Initiative: Healthcare Services

Need

When your town center doesn't have a pharmacy or even a doctor to care for minor ills and spills—the great health challenges such as childbirth, a broken limb, appendicitis or pneumonia can have tragic outcomes. Unfortunately, illness, disease, and death are harsh realties where poverty lives. Where jobs are scarce or pay is low, families are forced to choose between food and healthcare. Waterborne diseases. Malnutrition and starvation. Repeat infections of the skin, intestines and lungs. Eye and mouth diseases. These are the enemies that International Aid fights, by providing basic healthcare services.

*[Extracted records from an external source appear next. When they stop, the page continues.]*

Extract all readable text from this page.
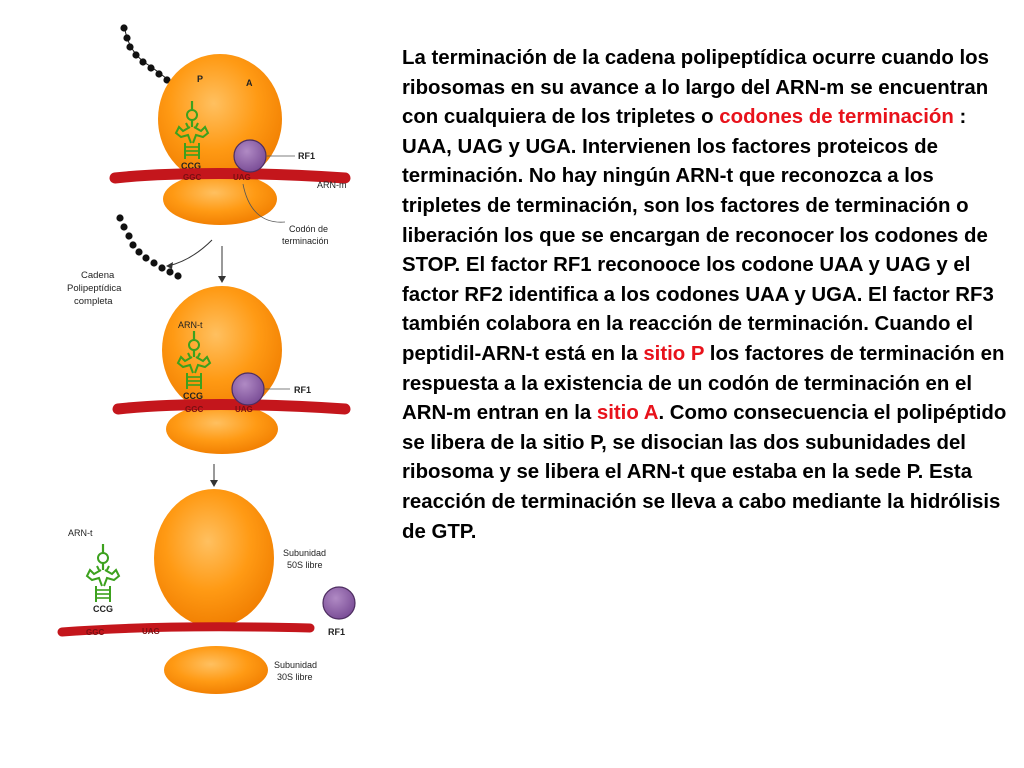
P	A
CCG
GGC	UAG
RF1
ARN-m
Codón de
terminación
Cadena
Polipeptídica
completa
ARN-t
CCG
GGC	UAG
RF1
Subunidad
50S libre
ARN-t
CCG
RF1
GGC	UAG
Subunidad
30S libre

La terminación de la cadena polipeptídica ocurre cuando los ribosomas en su avance a lo largo del ARN-m se encuentran con cualquiera de los tripletes o codones de terminación : UAA, UAG y UGA. Intervienen los factores proteicos de terminación. No hay ningún ARN-t que reconozca a los tripletes de terminación, son los factores de terminación o liberación los que se encargan de reconocer los codones de STOP. El factor RF1 reconooce los codone UAA y UAG y el factor RF2 identifica a los codones UAA y UGA. El factor RF3 también colabora en la reacción de terminación. Cuando el peptidil-ARN-t está en la sitio P los factores de terminación en respuesta a la existencia de un codón de terminación en el ARN-m entran en la sitio A. Como consecuencia el polipéptido se libera de la sitio P, se disocian las dos subunidades del ribosoma y se libera el ARN-t que estaba en la sede P. Esta reacción de terminación se lleva a cabo mediante la hidrólisis de GTP.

The incidence of unintentional, non-fatal, penetrating wounds represents 45 of every 1,000 persons injured annually. A great many of those injured will die of untreated wounds or infection.

Solution

For many villages, their first pharmacy arrives in a box from International Aid. Adults experience their first health physicals in International Aid clinics. Vitamins handed out by International Aid's many Faith and Agency Partners curb malnutrition. Hospitals, clinics, orphanages, and villages benefit from International Aid basic health services including: vaccinations, pre-natal care, women and children's health, vision screening, and nutrition—as well as access to medicine and supplies. Based in clinic settings or as rural outreach, International Aid supports delivery of the basic health supplies and services that we in the U.S. often take for granted.